ATLANTA — The City of Atlanta has given final approval for the installation of large exhibit markers meant to contextualize Confederate monuments.

The move comes after two years of discussions and committees focused on how to put the history of slavery, the Confederacy and the Civil War into full context.

Those large marker exhibits are set to be installed next week alongside Piedmont Park’s Peace Monument, Buckhead’s Peachtree Battle marker and the Confederate Obelisk in Oakland Cemetery.

“I’m really excited that this journey is about to come to an end, though it’s really the beginning in terms of civic dialogue about these monuments,” said Atlanta History Center CEO Sheffield Hale.

Hale was appointed by former Mayor Kasim Reed to co-chair a committee behind the $11,000, which the History Center is financing.

The committee was made up of community members, civil rights leaders and city leaders who grappled with addressing Confederate symbols in the wake of Charlottesville’s racially charged violence in 2017.

CLICK HERE to read more about the committee organization from our news exchange partners at The Atlanta Journal-Constitution and AJC.com.

Part of the project led to the renaming of Confederate Avenue, but statutes prevented the removal of monuments.

“Georgia is one of those states where you’re not permitted to move or relocate (monuments),” Hale said. “And so, if that’s off the table and you have concerns about the monuments, we believe the best thing you can do is to contextualize them, and that’s to turn them into an outdoor exhibit.”

City Council members Carla Smith, Natalyn Archibong and Michael Julian Bond were appointed by Bottoms to lead a subcommittee effort on the markers.

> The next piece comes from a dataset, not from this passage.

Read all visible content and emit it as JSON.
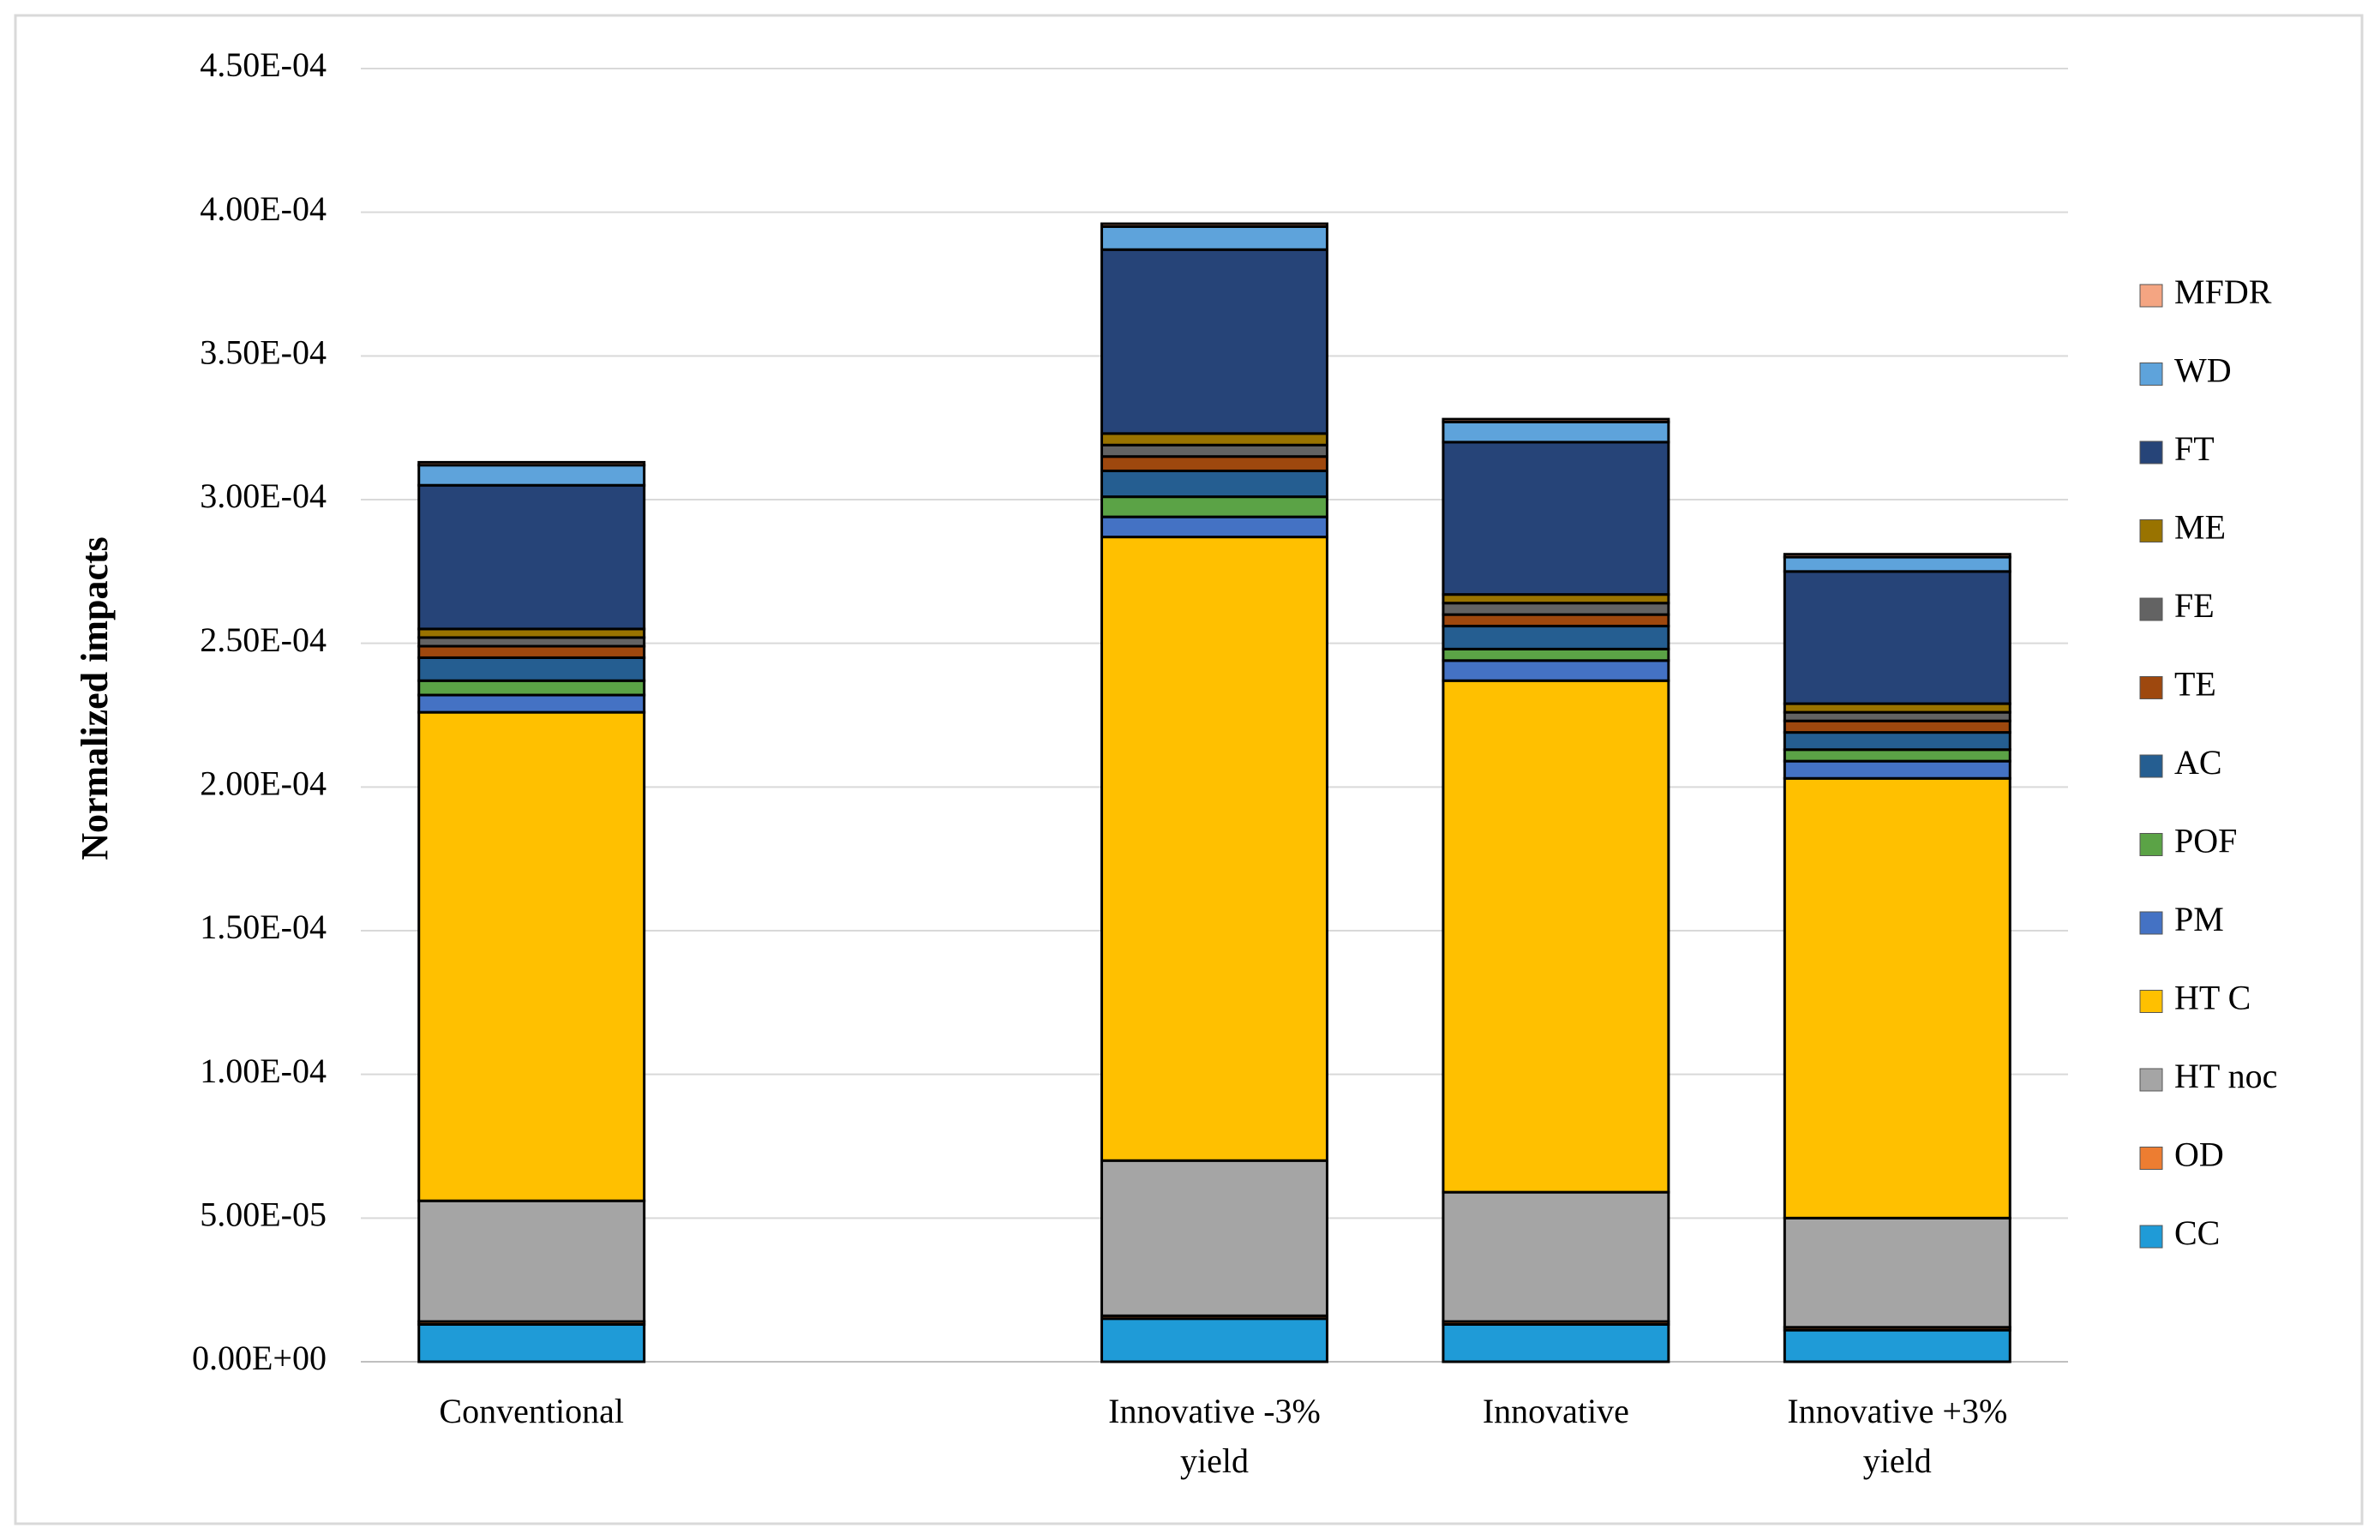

Archibong told Channel 2 Action News Investigative Reporter Nicole Carr that they are meant to add clarity to the stories behind the monuments.

“It brings it forward to a time where all parties are respected, and it is accurate and not inflaming or historically incorrect,” Archibong said. “The contextualization doesn’t deny our history. It gives it an additional level of accuracy so that people can process it.”

“It’s the start of a dialogue and that’s what’s so different from what other cities have done,” Hale said.